Le forum sur l’unité et la réconciliation des Katangais s’est achevé ce dimanche 22 mai 2022, à travers une messe célébrée dans l’enceinte de la cathédrale Saint-Pierre-et-Paul. Des recommandations ont été formulées à l’occasion dont celle invitant à aller vers le fédéralisme. Mais au-delà de tous les mots qui y ont été tenus et du pressant appel lancé par Mgr Fulgence Muteba en faveur de l’union sacrée des Katangais, c’est cette poignée de main entre l’ancien gouverneur de la province, Moïse Katumbi et l’ancien chef de l’Etat, Joseph Kabila qu’on en retiendra. Les initiateurs du forum s’évertuent à marteler que celui-ci n’a aucune visée politique. Mais comment ne pas voir un lien entre ces retrouvailles opportunes et les échéances électorales programmées dans un an ? D’autant que Kabila, s’estimant avoir été roulé, voudrait bien prendre sa revanche. Alors que Moïse Katumbi, pour sa part, à défaut de rafler le jackpot, ne cracherait point sur une occasion de peser davantage sur l’échiquier politique congolais.
Kabila, le revenant
En temps normal, une initiative de réconciliation, un président de la République se doit de s’en féliciter. Mais il est certain que Félix Tshisekedi n’a pas bondi de joie en visionnant cette poignée de main entre Moïse Katumbi et Joseph Kabila. Au contraire, il doit s’en être préoccupé. Parce qu’en politique averti, il sait pertinemment que cette démarche-là renvoie aux grandes manœuvres de la part de ses adversaires en prélude de la présidentielle de 2023. Déjà qu’il peine à se débarrasser du persévérant Martin Fayulu, s’il devait également affronter Joseph Kabila, revenant d’entre les morts politiques, les choses ne seraient guère faciles pour lui. Pourtant, qu’il ne s’y trompe pas. Un front Katumbi-Kabila est bien en gestation. Certes, les deux ont été divergents à un moment donné. Mais par rapport au défi que leur pose le cas Tshiskedi, ils semblent être arrivés à la conclusion que leur contradiction est mineure. Et c’est le sort du Katanga qui sert à la fois de prétexte et de paravent à ce rabibochage.

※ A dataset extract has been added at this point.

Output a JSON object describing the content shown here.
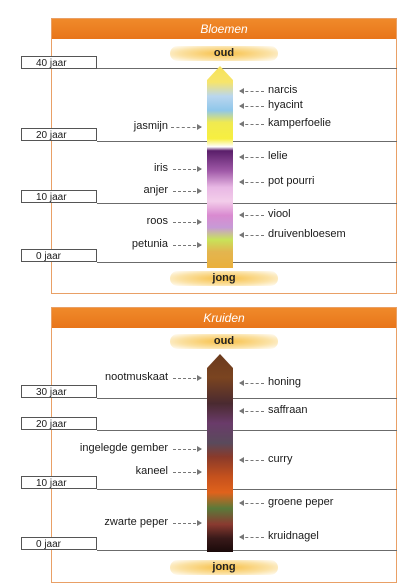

Katanga, le symbole l’instrumentalisation
Justement, le Katanga, c’est peut-être le symbole de l’instrumentalisation que nos politiques ont tendance à nous servir sur ce continent africain. Bien sûr, la région a des défis immenses. Poumon économique de la gigantesque RD Congo, elle ne mérite nullement de végéter dans la misère et l’insécurité dont se plaignent tant les populations. On ne peut pas non plus dire que cette richissime région a été gâtée avec les répressions que l’Etat central a toujours réservées aux menées sécessionnistes portées par différents leaders katangais. Pour autant, Moïse Katumbi et Joseph Kabila sont-ils étrangers à certains de ces problèmes ? Et s’ils ne les ont pas créés, qu’ont-ils fait quand ils le pouvaient, pour les juguler ? En ce qui concerne l’ancien président en particulier, n’est-il pas celui qui a le plus formalisé la division du Katanga, en actant le découpage de cette dernière en quatre « provincettes », en 2015 ? A l’époque, cela avait été perçu comme relevant d’une manœuvre visant justement à contrer l’ascension d’un certain Moïse Katumbi.

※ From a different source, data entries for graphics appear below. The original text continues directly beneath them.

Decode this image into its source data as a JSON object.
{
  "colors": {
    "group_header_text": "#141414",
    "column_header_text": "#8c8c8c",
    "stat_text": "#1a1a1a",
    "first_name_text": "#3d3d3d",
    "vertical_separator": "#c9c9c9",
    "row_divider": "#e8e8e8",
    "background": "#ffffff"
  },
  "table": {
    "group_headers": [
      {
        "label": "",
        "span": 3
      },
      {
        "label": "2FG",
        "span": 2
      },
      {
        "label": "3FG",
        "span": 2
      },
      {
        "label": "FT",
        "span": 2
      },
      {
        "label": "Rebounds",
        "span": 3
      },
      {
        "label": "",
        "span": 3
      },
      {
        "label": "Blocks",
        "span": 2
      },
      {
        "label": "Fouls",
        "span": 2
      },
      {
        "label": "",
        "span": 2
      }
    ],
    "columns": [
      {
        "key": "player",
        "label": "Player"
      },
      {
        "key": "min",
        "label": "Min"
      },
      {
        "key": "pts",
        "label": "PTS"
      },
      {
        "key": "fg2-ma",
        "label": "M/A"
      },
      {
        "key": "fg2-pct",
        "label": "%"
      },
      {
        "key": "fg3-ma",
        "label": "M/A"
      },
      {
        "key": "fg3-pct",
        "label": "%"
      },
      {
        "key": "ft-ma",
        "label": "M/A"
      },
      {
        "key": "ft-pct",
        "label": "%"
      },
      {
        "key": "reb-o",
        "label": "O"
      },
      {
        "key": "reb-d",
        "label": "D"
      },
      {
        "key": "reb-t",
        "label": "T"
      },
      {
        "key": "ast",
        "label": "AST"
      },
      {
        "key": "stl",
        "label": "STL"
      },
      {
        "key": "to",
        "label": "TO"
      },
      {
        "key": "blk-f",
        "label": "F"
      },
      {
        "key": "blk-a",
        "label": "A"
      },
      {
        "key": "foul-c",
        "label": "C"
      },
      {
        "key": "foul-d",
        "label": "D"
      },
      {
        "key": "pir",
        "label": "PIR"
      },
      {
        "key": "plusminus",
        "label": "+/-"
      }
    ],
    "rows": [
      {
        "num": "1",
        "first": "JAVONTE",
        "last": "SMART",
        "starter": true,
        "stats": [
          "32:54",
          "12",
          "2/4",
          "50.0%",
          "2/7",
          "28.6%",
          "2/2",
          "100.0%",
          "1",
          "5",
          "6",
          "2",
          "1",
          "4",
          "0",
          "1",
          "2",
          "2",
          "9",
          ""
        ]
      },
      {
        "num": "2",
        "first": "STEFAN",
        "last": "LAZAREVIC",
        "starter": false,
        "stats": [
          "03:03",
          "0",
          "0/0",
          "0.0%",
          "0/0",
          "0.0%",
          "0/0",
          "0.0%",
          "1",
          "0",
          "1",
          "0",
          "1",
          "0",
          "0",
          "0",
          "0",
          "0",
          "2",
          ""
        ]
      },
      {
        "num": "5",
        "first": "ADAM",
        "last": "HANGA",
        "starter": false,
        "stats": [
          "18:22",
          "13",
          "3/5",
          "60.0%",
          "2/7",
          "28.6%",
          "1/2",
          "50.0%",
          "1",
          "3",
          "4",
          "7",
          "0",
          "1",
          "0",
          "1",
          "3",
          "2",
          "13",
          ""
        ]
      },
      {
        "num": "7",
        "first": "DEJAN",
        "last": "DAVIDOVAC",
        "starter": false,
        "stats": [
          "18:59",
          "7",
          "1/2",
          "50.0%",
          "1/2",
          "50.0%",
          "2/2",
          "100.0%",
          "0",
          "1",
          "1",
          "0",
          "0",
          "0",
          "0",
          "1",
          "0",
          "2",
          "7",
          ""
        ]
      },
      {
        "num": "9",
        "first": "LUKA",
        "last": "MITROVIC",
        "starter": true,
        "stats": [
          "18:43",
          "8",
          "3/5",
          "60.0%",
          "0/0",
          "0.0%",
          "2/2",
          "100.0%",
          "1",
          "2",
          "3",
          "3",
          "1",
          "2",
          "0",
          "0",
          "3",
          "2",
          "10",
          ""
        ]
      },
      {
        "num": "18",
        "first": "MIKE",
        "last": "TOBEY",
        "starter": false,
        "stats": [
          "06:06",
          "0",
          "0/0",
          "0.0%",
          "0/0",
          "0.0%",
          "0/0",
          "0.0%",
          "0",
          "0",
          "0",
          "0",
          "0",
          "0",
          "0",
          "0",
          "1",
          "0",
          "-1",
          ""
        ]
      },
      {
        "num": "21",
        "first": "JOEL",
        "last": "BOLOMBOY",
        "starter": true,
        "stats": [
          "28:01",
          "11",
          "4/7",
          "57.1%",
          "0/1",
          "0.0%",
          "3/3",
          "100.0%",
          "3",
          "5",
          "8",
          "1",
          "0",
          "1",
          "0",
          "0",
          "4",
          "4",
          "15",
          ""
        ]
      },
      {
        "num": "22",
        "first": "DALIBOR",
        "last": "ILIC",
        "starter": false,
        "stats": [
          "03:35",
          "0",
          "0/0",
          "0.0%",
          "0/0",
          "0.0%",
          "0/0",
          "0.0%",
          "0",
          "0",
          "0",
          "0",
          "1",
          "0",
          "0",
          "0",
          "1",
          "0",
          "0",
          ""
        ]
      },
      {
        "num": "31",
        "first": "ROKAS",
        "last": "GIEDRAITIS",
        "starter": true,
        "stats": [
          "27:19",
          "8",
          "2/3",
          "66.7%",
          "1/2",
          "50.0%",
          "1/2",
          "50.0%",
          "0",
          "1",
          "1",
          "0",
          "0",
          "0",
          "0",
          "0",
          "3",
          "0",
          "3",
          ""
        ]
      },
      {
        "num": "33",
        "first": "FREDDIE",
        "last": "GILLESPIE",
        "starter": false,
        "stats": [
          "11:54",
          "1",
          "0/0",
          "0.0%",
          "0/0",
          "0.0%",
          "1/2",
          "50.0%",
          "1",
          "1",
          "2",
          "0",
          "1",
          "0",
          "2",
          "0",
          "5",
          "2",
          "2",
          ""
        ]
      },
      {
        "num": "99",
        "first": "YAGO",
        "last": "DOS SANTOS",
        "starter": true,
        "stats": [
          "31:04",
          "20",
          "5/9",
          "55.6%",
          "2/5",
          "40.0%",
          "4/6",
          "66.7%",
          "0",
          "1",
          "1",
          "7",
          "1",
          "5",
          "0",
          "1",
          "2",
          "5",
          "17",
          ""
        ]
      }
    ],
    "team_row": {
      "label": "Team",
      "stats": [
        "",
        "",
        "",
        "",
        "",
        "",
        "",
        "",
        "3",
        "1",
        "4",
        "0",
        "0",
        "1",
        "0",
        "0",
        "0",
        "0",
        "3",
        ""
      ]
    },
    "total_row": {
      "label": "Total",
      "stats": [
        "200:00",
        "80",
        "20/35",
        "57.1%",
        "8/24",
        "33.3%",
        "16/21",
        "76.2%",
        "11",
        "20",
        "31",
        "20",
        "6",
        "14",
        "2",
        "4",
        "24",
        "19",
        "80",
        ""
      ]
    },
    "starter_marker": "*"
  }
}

Des citoyens plus exigeants
C’est quand même curieux, nos acteurs politiques ne pensent à l’unité que quand ils sont en situation de faiblesse. Délestés du pouvoir et des privilèges que celui-ci leur confère, ils épousent l’humilité et feignent d’être à l’écoute de leurs compatriotes. Mais tant qu’ils sont au sommet, ils sont davantage enclins à faire les choses avec arrogance et condescendance. Malheureusement, chez nos populations naïves et plutôt prédisposées à se laisser manipuler, ils trouvent toujours une oreille attentive. Une tare que la société civile aiderait bien à corriger en travaillant à l’éveil des consciences et à l’émergence de citoyens plus exigeants vis-à-vis de l’élite en général et de nos gouvernants en particulier. Le changement, le vrai, est à ce prix-là.